数据库优化器(无论您使用什么数据库)并不总是能正确优化此类查询(使用子查询)。在这种情况下,优化器的问题是选择正确的方式来连接结果集。有几种算法可以连接两个结果集。算法的选择取决于一个结果集中和另一个结果集中包含的记录数。如果连接两个物理表(子查询不是物理表),数据库可以通过可用的统计数据轻松确定两个结果集中的数据量。如果结果集之一是子查询,那么了解它返回多少条记录是非常困难的。在这种情况下,数据库可以选择错误的join查询计划,从而导致查询性能的急剧下降。
Rewriting the query with using temporary tables is intended to simplify the database optimizer. In the rewritten query all result sets participating in joins will be physical tables and the database will easily determine the length of each result set. This will allow the database to choose the guaranteed fastest of all possible query plans. Moreover, the database will make the right choice no matter what are the conditions. The rewritten query with temporary tables would work well on any database, this is especially important in the development of portable solutions. In addition, the rewritten query is easier to read, easier to understand and to debug.

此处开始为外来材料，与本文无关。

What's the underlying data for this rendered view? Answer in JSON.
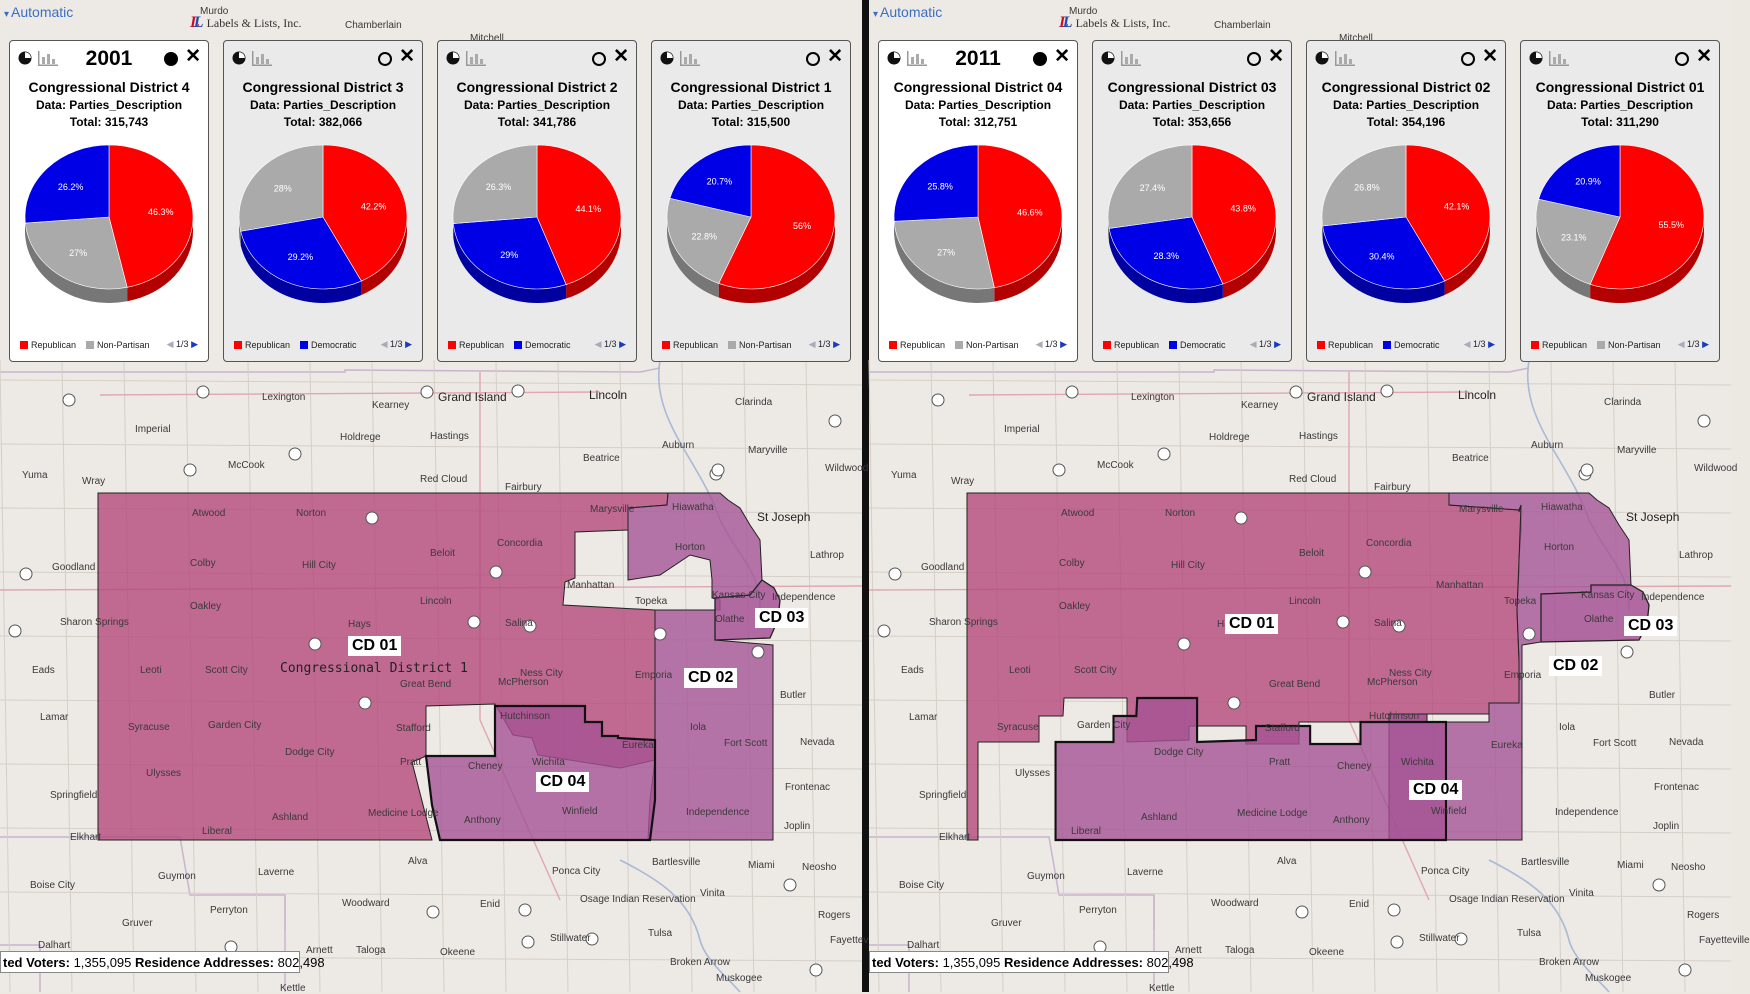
{
  "logo": {
    "text": "Labels & Lists, Inc."
  },
  "map_mode": "Automatic",
  "colors": {
    "republican": "#ff0000",
    "democratic": "#0000e6",
    "nonpartisan": "#aaaaaa",
    "district_fill": "#b8457a"
  },
  "panels": [
    {
      "year": "2001",
      "status": {
        "label1": "ted Voters:",
        "value1": "1,355,095",
        "label2": "Residence Addresses:",
        "value2": "802,498"
      },
      "district_labels": [
        "CD 01",
        "CD 02",
        "CD 03",
        "CD 04"
      ],
      "overlay_label": "Congressional District 1",
      "cards": [
        {
          "title": "Congressional District 4",
          "data": "Data: Parties_Description",
          "total": "Total: 315,743",
          "slices": [
            {
              "party": "Republican",
              "pct": 46.3,
              "label": "46.3%"
            },
            {
              "party": "Non-Partisan",
              "pct": 27.0,
              "label": "27%"
            },
            {
              "party": "Democratic",
              "pct": 26.2,
              "label": "26.2%"
            }
          ],
          "legend": [
            "Republican",
            "Non-Partisan"
          ],
          "pager": "1/3"
        },
        {
          "title": "Congressional District 3",
          "data": "Data: Parties_Description",
          "total": "Total: 382,066",
          "slices": [
            {
              "party": "Republican",
              "pct": 42.2,
              "label": "42.2%"
            },
            {
              "party": "Democratic",
              "pct": 29.2,
              "label": "29.2%"
            },
            {
              "party": "Non-Partisan",
              "pct": 28.0,
              "label": "28%"
            }
          ],
          "legend": [
            "Republican",
            "Democratic"
          ],
          "pager": "1/3"
        },
        {
          "title": "Congressional District 2",
          "data": "Data: Parties_Description",
          "total": "Total: 341,786",
          "slices": [
            {
              "party": "Republican",
              "pct": 44.1,
              "label": "44.1%"
            },
            {
              "party": "Democratic",
              "pct": 29.0,
              "label": "29%"
            },
            {
              "party": "Non-Partisan",
              "pct": 26.3,
              "label": "26.3%"
            }
          ],
          "legend": [
            "Republican",
            "Democratic"
          ],
          "pager": "1/3"
        },
        {
          "title": "Congressional District 1",
          "data": "Data: Parties_Description",
          "total": "Total: 315,500",
          "slices": [
            {
              "party": "Republican",
              "pct": 56.0,
              "label": "56%"
            },
            {
              "party": "Non-Partisan",
              "pct": 22.8,
              "label": "22.8%"
            },
            {
              "party": "Democratic",
              "pct": 20.7,
              "label": "20.7%"
            }
          ],
          "legend": [
            "Republican",
            "Non-Partisan"
          ],
          "pager": "1/3"
        }
      ]
    },
    {
      "year": "2011",
      "status": {
        "label1": "ted Voters:",
        "value1": "1,355,095",
        "label2": "Residence Addresses:",
        "value2": "802,498"
      },
      "district_labels": [
        "CD 01",
        "CD 02",
        "CD 03",
        "CD 04"
      ],
      "overlay_label": "",
      "cards": [
        {
          "title": "Congressional District 04",
          "data": "Data: Parties_Description",
          "total": "Total: 312,751",
          "slices": [
            {
              "party": "Republican",
              "pct": 46.6,
              "label": "46.6%"
            },
            {
              "party": "Non-Partisan",
              "pct": 27.0,
              "label": "27%"
            },
            {
              "party": "Democratic",
              "pct": 25.8,
              "label": "25.8%"
            }
          ],
          "legend": [
            "Republican",
            "Non-Partisan"
          ],
          "pager": "1/3"
        },
        {
          "title": "Congressional District 03",
          "data": "Data: Parties_Description",
          "total": "Total: 353,656",
          "slices": [
            {
              "party": "Republican",
              "pct": 43.8,
              "label": "43.8%"
            },
            {
              "party": "Democratic",
              "pct": 28.3,
              "label": "28.3%"
            },
            {
              "party": "Non-Partisan",
              "pct": 27.4,
              "label": "27.4%"
            }
          ],
          "legend": [
            "Republican",
            "Democratic"
          ],
          "pager": "1/3"
        },
        {
          "title": "Congressional District 02",
          "data": "Data: Parties_Description",
          "total": "Total: 354,196",
          "slices": [
            {
              "party": "Republican",
              "pct": 42.1,
              "label": "42.1%"
            },
            {
              "party": "Democratic",
              "pct": 30.4,
              "label": "30.4%"
            },
            {
              "party": "Non-Partisan",
              "pct": 26.8,
              "label": "26.8%"
            }
          ],
          "legend": [
            "Republican",
            "Democratic"
          ],
          "pager": "1/3"
        },
        {
          "title": "Congressional District 01",
          "data": "Data: Parties_Description",
          "total": "Total: 311,290",
          "slices": [
            {
              "party": "Republican",
              "pct": 55.5,
              "label": "55.5%"
            },
            {
              "party": "Non-Partisan",
              "pct": 23.1,
              "label": "23.1%"
            },
            {
              "party": "Democratic",
              "pct": 20.9,
              "label": "20.9%"
            }
          ],
          "legend": [
            "Republican",
            "Non-Partisan"
          ],
          "pager": "1/3"
        }
      ]
    }
  ],
  "places": [
    "Murdo",
    "Chamberlain",
    "Mitchell",
    "Lexington",
    "Kearney",
    "Grand Island",
    "Lincoln",
    "Clarinda",
    "Imperial",
    "Holdrege",
    "Hastings",
    "McCook",
    "Beatrice",
    "Auburn",
    "Maryville",
    "Yuma",
    "Wray",
    "Red Cloud",
    "Fairbury",
    "St Joseph",
    "Atwood",
    "Norton",
    "Marysville",
    "Hiawatha",
    "Horton",
    "Goodland",
    "Colby",
    "Hill City",
    "Beloit",
    "Concordia",
    "Manhattan",
    "Topeka",
    "Kansas City",
    "Independence",
    "Oakley",
    "Lincoln",
    "Salina",
    "Olathe",
    "Sharon Springs",
    "Hays",
    "Eads",
    "Leoti",
    "Scott City",
    "Emporia",
    "McPherson",
    "Great Bend",
    "Lamar",
    "Syracuse",
    "Garden City",
    "Stafford",
    "Hutchinson",
    "Iola",
    "Fort Scott",
    "Nevada",
    "Ulysses",
    "Dodge City",
    "Pratt",
    "Cheney",
    "Wichita",
    "Eureka",
    "Springfield",
    "Ashland",
    "Medicine Lodge",
    "Anthony",
    "Winfield",
    "Independence",
    "Joplin",
    "Elkhart",
    "Liberal",
    "Alva",
    "Bartlesville",
    "Miami",
    "Neosho",
    "Boise City",
    "Guymon",
    "Laverne",
    "Ponca City",
    "Woodward",
    "Enid",
    "Perryton",
    "Gruver",
    "Dalhart",
    "Arnett",
    "Taloga",
    "Okeene",
    "Stillwater",
    "Tulsa",
    "Rogers",
    "Broken Arrow",
    "Muskogee",
    "Kettle",
    "Lathrop",
    "Butler",
    "Frontenac",
    "Vinita",
    "Fayetteville",
    "Osage Indian Reservation",
    "Wildwood",
    "Ness City"
  ]
}
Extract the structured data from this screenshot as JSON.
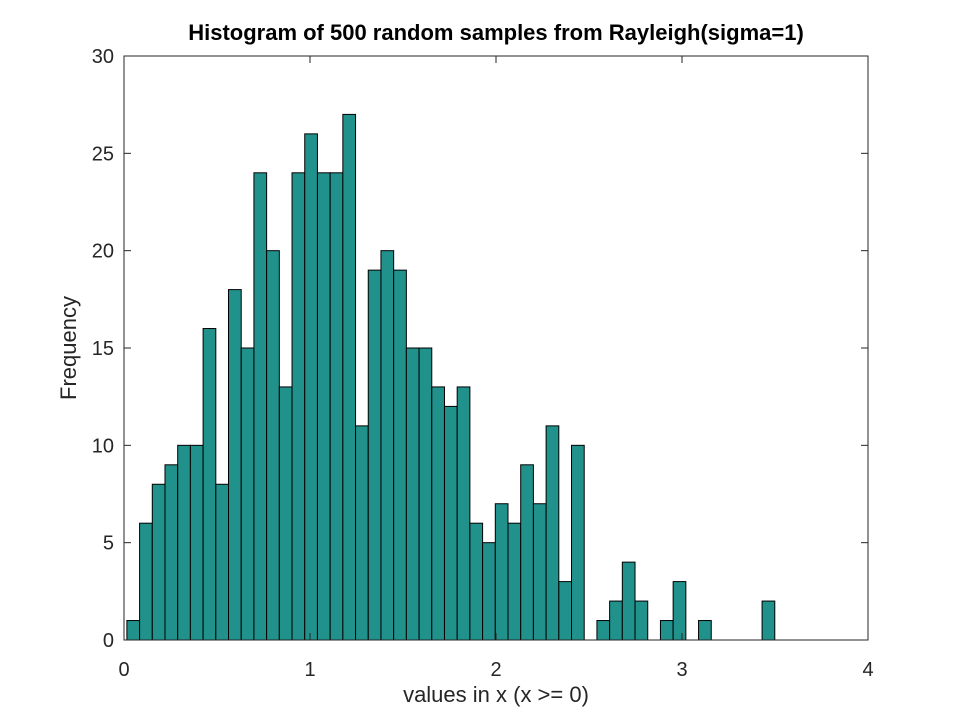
{
  "chart_data": {
    "type": "bar",
    "title": "Histogram of 500 random samples from Rayleigh(sigma=1)",
    "xlabel": "values in x (x >= 0)",
    "ylabel": "Frequency",
    "xlim": [
      0,
      4
    ],
    "ylim": [
      0,
      30
    ],
    "xticks": [
      0,
      1,
      2,
      3,
      4
    ],
    "yticks": [
      0,
      5,
      10,
      15,
      20,
      25,
      30
    ],
    "grid": false,
    "bar_color": "#21918c",
    "bar_edge_color": "#000000",
    "bins": {
      "start": 0.0155,
      "width": 0.0683,
      "counts": [
        1,
        6,
        8,
        9,
        10,
        10,
        16,
        8,
        18,
        15,
        24,
        20,
        13,
        24,
        26,
        24,
        24,
        27,
        11,
        19,
        20,
        19,
        15,
        15,
        13,
        12,
        13,
        6,
        5,
        7,
        6,
        9,
        7,
        11,
        3,
        10,
        0,
        1,
        2,
        4,
        2,
        0,
        1,
        3,
        0,
        1,
        0,
        0,
        0,
        0,
        2
      ]
    }
  }
}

使用临时表重写查询旨在简化数据库优化器。在重写的查询中,所有参与连接的结果集都将是物理表,数据库将很容易确定每个结果集的长度。这将允许数据库选择所有可能的查询计划中保证最快的。而且,无论什么条件,数据库都会做出正确的选择。使用临时表重写的查询在任何数据库上都可以很好地工作,这在可移植解决方案的开发中尤其重要。此外,重写的查询更易于阅读、更易于理解和调试。
It is understood that rewriting the query with temporary tables can lead to some slowdown due to additional expenses: creation of temporary tables. If the database will not be mistaken with the choice of the query plan, it will perform the old query faster than a new one. However, this slowdown will always be negligible. Typically the creation of a temporary table takes a few milliseconds. That is, the delay can not have a significant impact on system performance, and usually can be ignored.
据了解,使用临时表重写查询会导致一些速度变慢,因为额外开销:临时表的创建。如果数据库不会错误地选择查询计划,它将比新查询更快地执行旧查询。但是,这种放缓将始终可以忽略不计。通常,临时表的创建需要几毫秒。即延迟不能对系统性能产生显着影响,通常可以忽略。
Important! Do not forget to create indexes for temporary tables. The index fields should include all fields that are used in join conditions.
重要的!不要忘记为临时表创建索引。索引字段应包括连接条件中使用的所有字段。
回答by Yaroslav
There are lot of things to tackle here, indexes, execution plans, etc. Testing and comparing results is the way to go.
这里有很多事情要处理,索引、执行计划等。测试和比较结果是要走的路。
You could take a look to the usual suspects, indexes. Take a look into the execution plan and compare them. Make sure the WHERE
clause is using the correct ones. Ensure you are using the indexes on your JOINs
.
你可以看看通常的嫌疑人,索引。查看执行计划并比较它们。确保该WHERE
条款使用正确的条款。确保您正在使用JOINs
.
These answers sure will help you a lot.
这些答案肯定会对你有很大帮助。